Leading From The Middle: 4 Ways To Build Your Base
Now more than ever, the guys and gals “in the middle” need to step up and be real leaders in their organization.
Being caught in the middle is never easy: having to manage conflicting priorities, crazy schedules, an ever-changing business environment, demanding bosses, and a work-force that’s becoming ever more eclectic and diverse in its attitudes, proclivities and idiosyncrasies is no cake-walk.
The Middle People are stuck, responsible for executing their elders’ strategies as well as reigning in, aligning, and grooming their juniors for their own climb to the middle, and hoping that they themselves can move up while it still matters.
Ain’t nothing easy about it – especially these days, when the Baby Boomers are staying at work and the oft-maligned yet ever-eager Gen Y is looking at their Gen X managers sort of like the sharks look at the seals in those nature documentaries.
Now, before all the comedians in the room start making middle-manager jokes and playing “Cry Me A River” on the world’s smallest piano, let’s get some facts on the table.
Research released by Wharton’s Ethan Mollick in 2011 proclaimed that middle managers may be “the most important people in your company.” His study found that middle managers were the single largest differentiator for variations in project revenue, more even than firm strategy, innovators, and senior leadership.
This research is nice, because it validates something that The Middle People have known for a long time: they’re pretty darn useful and actually important. It’s nice to have some back up – especially the kind that refers to middle managers as “the glue that holds companies together” and decries all the “delayering” that’s been going on the last few years.
And let’s be honest, gang: everyone snickers about middle-management and complains about them, but no one really wants to try it themselves. USA Today famously asked in 2007, “Who Wants To Be A Middle Manager?” The answer, predictably, was “not too many people, and who can blame them?” Companies, those that aren’t actively hacking apart their middle management corps in the guise of “flatteningfornimbleness” are finding that it’s actually pretty hard to groom, train, and retain good middle managers. No shock there: it can be a pretty ugly job, for all the reasons mentioned above, and plenty more.
All that being said, whether they realize it or not, firms need more of their middle manager corps. The coming wave of change in the way we do business requires it. If the firm’s leadership can’t see it or doesn’t want to embrace it, it’s incumbent on The Middle People themselves to take on this new mantle, at the very least to prepare and save themselves:
Today’s Middle and Junior Managers need to get started leading within their organization. The current pace of change is too great, and the scope of change too radical, to not take action now.

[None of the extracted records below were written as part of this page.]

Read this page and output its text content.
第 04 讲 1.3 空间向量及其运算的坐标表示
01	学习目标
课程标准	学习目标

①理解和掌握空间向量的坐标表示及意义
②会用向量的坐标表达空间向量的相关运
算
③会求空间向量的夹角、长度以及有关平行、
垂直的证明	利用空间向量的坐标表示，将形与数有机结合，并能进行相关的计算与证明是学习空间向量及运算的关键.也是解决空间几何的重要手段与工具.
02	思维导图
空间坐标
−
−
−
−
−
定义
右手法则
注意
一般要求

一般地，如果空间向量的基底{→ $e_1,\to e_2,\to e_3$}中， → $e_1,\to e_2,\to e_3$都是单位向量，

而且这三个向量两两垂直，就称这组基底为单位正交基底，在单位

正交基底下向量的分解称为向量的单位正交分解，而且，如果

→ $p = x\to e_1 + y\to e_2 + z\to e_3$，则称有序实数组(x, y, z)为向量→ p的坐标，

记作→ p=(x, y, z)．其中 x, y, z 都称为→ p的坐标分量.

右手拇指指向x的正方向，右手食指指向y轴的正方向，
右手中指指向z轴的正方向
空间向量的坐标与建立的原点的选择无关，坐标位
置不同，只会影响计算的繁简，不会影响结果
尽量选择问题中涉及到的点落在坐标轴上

I don’t mean leading as in “rather than managing” their people – they’re (hopefully) doing that already. I mean leading with a capital “L,” uniting and organizing to prepare their firms for change from within.
To do this, managers need to create a base, a foundation on which to build their internal leadership. Here are 4 key steps managers can take to build their base and Lead From The Middle:
1. Embrace a Purpose. If you’re going to rally people and lead them, you’ll need a flag. Pick a purpose or two, something you really believe in, something related to your firm’s business. It can be a “cause” – like customer experience, or creating a better work environment for women, or ethical decision making, for instance – or it can be based around a function, like social business, supply chain, or training and development. Whatever it is, it’s got to be something aligned with what the firm does and something you truly care about (If you can’t find anything that’s both, you should probably try to find another job!). Learn as much as you can about not just what’s on trend, but what’s coming in the next few years.

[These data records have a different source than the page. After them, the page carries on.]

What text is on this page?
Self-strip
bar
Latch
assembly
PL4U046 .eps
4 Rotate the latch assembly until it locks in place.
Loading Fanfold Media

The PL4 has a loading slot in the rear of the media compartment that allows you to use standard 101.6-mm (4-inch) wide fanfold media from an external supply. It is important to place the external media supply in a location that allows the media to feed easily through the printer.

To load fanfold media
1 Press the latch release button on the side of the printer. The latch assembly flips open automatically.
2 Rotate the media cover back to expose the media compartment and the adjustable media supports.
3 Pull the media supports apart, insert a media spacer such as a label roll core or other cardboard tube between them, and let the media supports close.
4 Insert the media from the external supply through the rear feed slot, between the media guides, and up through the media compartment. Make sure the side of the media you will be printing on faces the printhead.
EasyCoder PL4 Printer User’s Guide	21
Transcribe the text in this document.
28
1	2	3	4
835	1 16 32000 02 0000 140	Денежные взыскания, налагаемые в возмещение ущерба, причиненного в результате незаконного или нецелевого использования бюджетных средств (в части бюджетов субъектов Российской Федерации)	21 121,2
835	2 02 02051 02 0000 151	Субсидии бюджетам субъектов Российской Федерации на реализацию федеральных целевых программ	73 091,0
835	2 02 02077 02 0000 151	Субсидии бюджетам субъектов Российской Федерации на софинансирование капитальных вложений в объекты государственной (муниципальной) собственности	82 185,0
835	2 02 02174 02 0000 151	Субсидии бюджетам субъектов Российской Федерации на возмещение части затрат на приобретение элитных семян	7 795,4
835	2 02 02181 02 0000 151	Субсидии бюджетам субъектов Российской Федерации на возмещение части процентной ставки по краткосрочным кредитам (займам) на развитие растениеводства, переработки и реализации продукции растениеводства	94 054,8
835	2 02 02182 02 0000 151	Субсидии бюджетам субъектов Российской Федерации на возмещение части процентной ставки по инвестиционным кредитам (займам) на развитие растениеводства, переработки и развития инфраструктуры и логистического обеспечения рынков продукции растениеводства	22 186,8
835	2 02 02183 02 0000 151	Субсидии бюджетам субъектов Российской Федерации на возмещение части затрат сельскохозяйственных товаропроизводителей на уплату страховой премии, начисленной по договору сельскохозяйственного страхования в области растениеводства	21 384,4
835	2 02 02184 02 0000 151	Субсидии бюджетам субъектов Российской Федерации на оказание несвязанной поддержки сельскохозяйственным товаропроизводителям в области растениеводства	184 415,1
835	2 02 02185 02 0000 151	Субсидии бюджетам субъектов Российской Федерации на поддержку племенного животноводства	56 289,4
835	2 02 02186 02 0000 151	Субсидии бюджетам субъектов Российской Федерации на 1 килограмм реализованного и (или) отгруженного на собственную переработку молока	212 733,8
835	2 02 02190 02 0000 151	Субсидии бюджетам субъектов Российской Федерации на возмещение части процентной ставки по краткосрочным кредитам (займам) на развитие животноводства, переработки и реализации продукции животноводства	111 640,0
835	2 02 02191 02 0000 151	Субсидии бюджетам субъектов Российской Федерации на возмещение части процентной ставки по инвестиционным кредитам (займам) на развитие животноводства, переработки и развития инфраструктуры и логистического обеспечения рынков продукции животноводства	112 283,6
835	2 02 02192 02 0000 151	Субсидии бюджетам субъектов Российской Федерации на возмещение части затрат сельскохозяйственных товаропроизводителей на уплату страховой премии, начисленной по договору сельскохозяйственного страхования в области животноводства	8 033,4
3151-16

2. Be a Connector. Take every possible opportunity to meet people in your firm who you’d not normally interact with. Learn about them and their team’s role in the business. Learn about what they do well and what keeps them up at night. Make friends and establish lots of weak ties throughout the enterprise. Make sure you let them know what you do, and what your passion and purpose are. Always be willing to lend a hand and always, when possible, introduce people who don’t know each other, to encourage weak-tie generation. Find people in the organization who have passion, purpose and drive (even if they’re interested in causes different than yours). Befriend and cultivate strong relationships with them. You’ll being seeing these people later in your career, and you’ll likely all need each other to succeed – best to have laid a solid foundation of trust and respect well in advance. It also won’t hurt for you to be aggressively networking with people outside your firm who can teach you, mentor you, and provide an alternate set of eyes on your reality. (Also, if you decide your current firm isn’t for you, having a solid network is essential).
3. Learn to Translate. Part of being a manager is learning how to translate strategy into tactics, and how to translate leader-speak to employee-speak within your silos. Now you need to learn to translate across silos. Walls will soon be coming down all across the enterprise, and the people poised to do the most good will be the ones who, when put on a cross-functional team, can understand the realities of all the people on the team and be a facilitator and a translator. Even if you’re not assigned a “lead” role, you’ll still be leading in the ways that really matter. This skill will also help you as you travel around the company, literally and figuratively. The more you can understand – and help others understand – the more helpful you will become to everyone.
4. Be an Advocate. Prepare yourself to explain, evangelize, and defend your cause to juniors, peers, and superiors alike. Be ready to explain how it aligns with the firm’s overall goals, how it will help the firm and your colleagues alike. Speak up when you can. Share your vision. Ask people to join you, or at least consider the merits. Spread your word. Own it all the way. Even if it’s voted down or otherwise rejected by the firm’s senior most folks, you’ve at least demonstrated your willingness to stick your neck out for something you believe in, and ability to gain support and mobilize followers. If that’s not leadership, then what the heck is? Maybe they’re not going to promote you to chairperson this afternoon, but that effort was good practice, for one, and for another, it’s established you as someone who can, and is reasy to lead.
The resulting talent drain will require the middle managers and junior managers of today to be ready to step up and fill their shoes. Given the way things are already changing, I’d submit that as far as getting ready goes, there’s no time like the present.